Dinner that night took us beachside. A bit further out of the centre of town is Xiringuito Escriba. It’s on the beach, it has the most amazing paella, it’s rustic and charming. It’s the perfect dinner spot.
Other excellent options for dinner are:
- Bar Cañete in the Raval district. Its a cosy local tapas restaurant with a strong heritage, using the freshest of local ingredients. Don’t be put off if there’s a few tourists there. It hasn’t become a victim of its own popularity.
- For something very casj, very hip and very Mexican, head to La Pachuca in the Raval. Another favourite of the local hipster scene, it gets crowded so be prepared to wait for a seat or get there early. The margaritas are perfection.
- La Gresca restaurant in the Eixample neighbourhood was perfect for a special meal (the tasting menu couldn’t be faulted), but if you get a table in the more casual bar area, its a great dinner or lunch option. Every dish is done just beautifully.

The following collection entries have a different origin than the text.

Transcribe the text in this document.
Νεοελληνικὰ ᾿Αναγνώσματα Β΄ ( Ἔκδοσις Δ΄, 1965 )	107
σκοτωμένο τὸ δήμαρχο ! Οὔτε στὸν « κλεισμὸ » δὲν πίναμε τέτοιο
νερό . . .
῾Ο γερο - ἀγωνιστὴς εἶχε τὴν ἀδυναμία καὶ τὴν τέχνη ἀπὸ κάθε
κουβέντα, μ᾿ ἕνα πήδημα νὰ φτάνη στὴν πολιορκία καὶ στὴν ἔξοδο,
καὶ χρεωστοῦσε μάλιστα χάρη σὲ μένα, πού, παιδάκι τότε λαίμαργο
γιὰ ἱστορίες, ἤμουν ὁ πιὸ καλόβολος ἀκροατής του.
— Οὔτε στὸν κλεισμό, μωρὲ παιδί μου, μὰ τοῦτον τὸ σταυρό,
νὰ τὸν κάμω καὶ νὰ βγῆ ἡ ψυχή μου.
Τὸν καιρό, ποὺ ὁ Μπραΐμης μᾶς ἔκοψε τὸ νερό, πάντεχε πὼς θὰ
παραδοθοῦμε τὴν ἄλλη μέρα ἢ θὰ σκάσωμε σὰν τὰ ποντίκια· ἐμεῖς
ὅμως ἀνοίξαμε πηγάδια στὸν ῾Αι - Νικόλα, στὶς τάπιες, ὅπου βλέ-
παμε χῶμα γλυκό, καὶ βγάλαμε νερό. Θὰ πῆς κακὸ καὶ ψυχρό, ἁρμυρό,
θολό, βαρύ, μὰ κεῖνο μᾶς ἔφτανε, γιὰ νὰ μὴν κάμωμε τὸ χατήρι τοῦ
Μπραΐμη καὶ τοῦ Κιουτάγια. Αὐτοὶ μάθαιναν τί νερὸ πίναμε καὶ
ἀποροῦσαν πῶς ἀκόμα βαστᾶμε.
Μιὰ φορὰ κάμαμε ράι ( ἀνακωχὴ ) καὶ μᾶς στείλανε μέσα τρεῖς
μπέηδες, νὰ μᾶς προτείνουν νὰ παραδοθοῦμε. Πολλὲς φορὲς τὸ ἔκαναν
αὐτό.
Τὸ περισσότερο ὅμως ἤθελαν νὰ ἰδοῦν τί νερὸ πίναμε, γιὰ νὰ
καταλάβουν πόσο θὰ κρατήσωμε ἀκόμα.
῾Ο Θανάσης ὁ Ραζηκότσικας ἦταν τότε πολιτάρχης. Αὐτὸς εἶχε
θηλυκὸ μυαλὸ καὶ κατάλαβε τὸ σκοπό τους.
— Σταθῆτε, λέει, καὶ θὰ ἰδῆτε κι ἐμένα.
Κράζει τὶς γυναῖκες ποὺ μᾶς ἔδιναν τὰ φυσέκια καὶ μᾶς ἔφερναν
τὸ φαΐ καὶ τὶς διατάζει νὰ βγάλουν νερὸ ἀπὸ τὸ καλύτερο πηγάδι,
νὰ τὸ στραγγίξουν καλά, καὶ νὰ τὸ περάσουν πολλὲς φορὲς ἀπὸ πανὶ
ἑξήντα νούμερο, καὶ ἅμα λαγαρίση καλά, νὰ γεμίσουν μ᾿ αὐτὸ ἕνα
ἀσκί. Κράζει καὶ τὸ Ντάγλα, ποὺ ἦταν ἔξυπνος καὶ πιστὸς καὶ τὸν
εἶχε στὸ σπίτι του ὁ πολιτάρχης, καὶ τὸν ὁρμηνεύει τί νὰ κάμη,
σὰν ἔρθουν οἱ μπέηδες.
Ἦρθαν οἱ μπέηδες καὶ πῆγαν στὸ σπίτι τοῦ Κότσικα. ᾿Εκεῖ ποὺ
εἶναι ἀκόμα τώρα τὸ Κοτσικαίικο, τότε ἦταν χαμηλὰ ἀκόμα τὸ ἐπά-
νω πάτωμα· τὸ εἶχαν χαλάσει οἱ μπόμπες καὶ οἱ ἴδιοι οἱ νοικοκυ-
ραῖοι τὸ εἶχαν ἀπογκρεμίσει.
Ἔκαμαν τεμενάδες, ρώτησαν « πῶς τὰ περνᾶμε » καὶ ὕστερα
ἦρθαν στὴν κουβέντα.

- The absolute highlight had to be the michy-starred Disfrutar. Started up by two ex-El Bulli chefs, this is a tasting menu I’ll never forget. Every. Single. Dish. The staff were charming and attentive. The wine pairings were unexpected, but actually made the entire experience a magical one. The waiting staff gave us instructions on how to eat each course, and it quickly became apparent why: the dishes are created in the most creative way, and appearances were deceptive. Be prepared to be surprised and delighted with each bite.